Cosa vuole dirmi, pensò, ed esasperato sollevò lo sguardo al soffitto.
«È così assurdo chiedersi perché quando si pronuncia la parola necessità si pensi a qualcosa di negativo, come se fosse una sventura? E, al contrario, l’assenza di necessità è vista come un bene, specie dove si attribuisce importanza alla fortuna e al benessere? Che invece si mantengono solo grazie all’ininterrotto rifornimento di quanto è godibile e utilizzabile, grazie a ciò che si incrementa solo tramite il progresso; che di conseguenza si fa necessità, il nostro unico destino: Ananke, che ci costringe a procedere per quell’unica via dimenticando Einai.
Viviamo in un’epoca in cui l’incanto non ce lo regala più ciò che è, ma il solo progresso e la tecnica: che si superano di continuo puntando tutto sul calcolo, sulla funzionalità, sulla manegevolezza, sull’utilizzazione. Nel progresso è insita l’idea di miglioramento, e attraverso il miglioramento la tecnica si assicura il dominio più incontrastato e inappariscente che sia mai esistito sulla faccia della Terra; si innalza il livello medio, ma allo stesso tempo, inquietantemente, scompare lo spazio per le domande e per la decisione, segno dell’abbandono di ciò che è.

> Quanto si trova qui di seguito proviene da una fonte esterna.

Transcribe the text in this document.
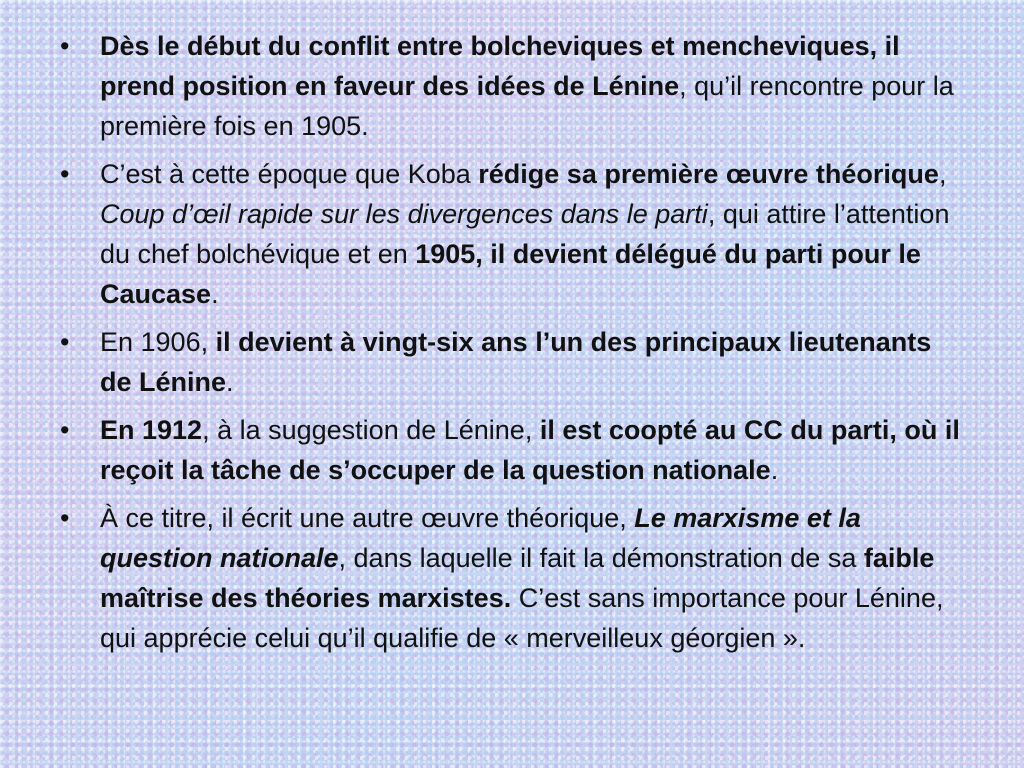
• Dès le début du conflit entre bolcheviques et mencheviques, il prend position en faveur des idées de Lénine, qu’il rencontre pour la première fois en 1905.
• C’est à cette époque que Koba rédige sa première œuvre théorique, Coup d’œil rapide sur les divergences dans le parti, qui attire l’attention du chef bolchévique et en 1905, il devient délégué du parti pour le Caucase.
• En 1906, il devient à vingt-six ans l’un des principaux lieutenants de Lénine.
• En 1912, à la suggestion de Lénine, il est coopté au CC du parti, où il reçoit la tâche de s’occuper de la question nationale.
• À ce titre, il écrit une autre œuvre théorique, Le marxisme et la question nationale, dans laquelle il fait la démonstration de sa faible maîtrise des théories marxistes. C’est sans importance pour Lénine, qui apprécie celui qu’il qualifie de « merveilleux géorgien ».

La tecnica è il mezzo che si fa fine, l’assenza di necessità che si fa necessità, e lascia svanire tutte le mete, che trasformano l’uomo e gli conferiscono un senso; senza un senso la vita si trasforma in angoscia e, preclusa qualsiasi decisione, sboccia e si propaga il nichilismo, il trionfo più grande di Ananke.
La tecnica moderna non ci è stata donata da Prometeo, ma da suo fratello Epimeteo.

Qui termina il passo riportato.